The president on Sunday defended his economic policies, saying the sanctions would never deter Iran from pursuing its nuclear programme.

“The [UN] resolution was delivered dead. Ten more similar resolutions will not affect our economy and our policy,” Ahmadinejad said in a speech broadcast live on state-run television as he delivered the budget for the new year.

“Falsely, they want to imply that we have had costs in this regard,” the president said — an apparent reference to recent news stories in the West that prices of food and other basics have risen in Iran since the sanctions were imposed in late December.

The inflation has hit Iranians hard, as has unemployment, which the government puts at 10 per cent, but independent Iranian economists say could be as high as 30 per cent.

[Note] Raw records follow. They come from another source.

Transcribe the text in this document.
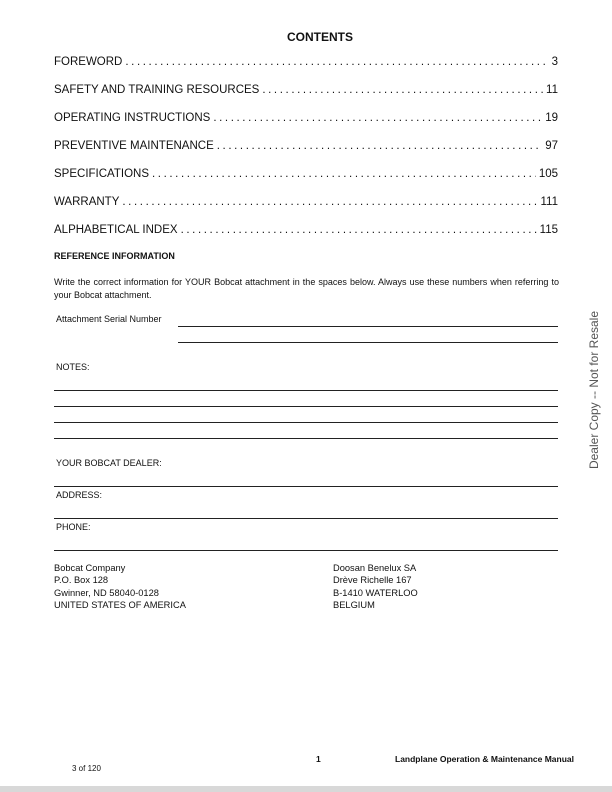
CONTENTS
FOREWORD .....	3
SAFETY AND TRAINING RESOURCES .....	11
OPERATING INSTRUCTIONS .....	19
PREVENTIVE MAINTENANCE .....	97
SPECIFICATIONS .....	105
WARRANTY .....	111
ALPHABETICAL INDEX .....	115
REFERENCE INFORMATION
Write the correct information for YOUR Bobcat attachment in the spaces below. Always use these numbers when referring to your Bobcat attachment.
Attachment Serial Number
NOTES:
YOUR BOBCAT DEALER:
ADDRESS:
PHONE:
Bobcat Company
P.O. Box 128
Gwinner, ND 58040-0128
UNITED STATES OF AMERICA
Doosan Benelux SA
Drève Richelle 167
B-1410 WATERLOO
BELGIUM
Dealer Copy -- Not for Resale
1	Landplane Operation & Maintenance Manual
3 of 120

The government also says inflation is around 11 per cent, but experts estimate it at 30 per cent.

Ahmadinejad was elected last year on a populist agenda promising to bring oil revenues to every family, eradicate poverty and tackle unemployment, but he has faced increasingly fierce criticism in recent weeks for his failure to meet those promises.

In presenting his budget for the year that begins March 21, the president defended his domestic and economic policies.

“The government has completely controlled the prices of some food stuffs, such as bread, gas, water and electricity,” he said.

About 150 Iranian lawmakers have signed a letter calling on Ahmadinejad’s government to reconsider its draft budget for next year, because they believed the draft was too dependent on oil revenues. Roughly 80 per cent of Iran’s revenues come from oil exports.

Ahmadinejad said Sunday the budget bill was prepared to compensate for a possible drop in oil prices, but he gave no specifics.

“We assume enemies want to damage us by decreasing the price of oil,” he said. “So, we have reduced dependency on oil revenue.”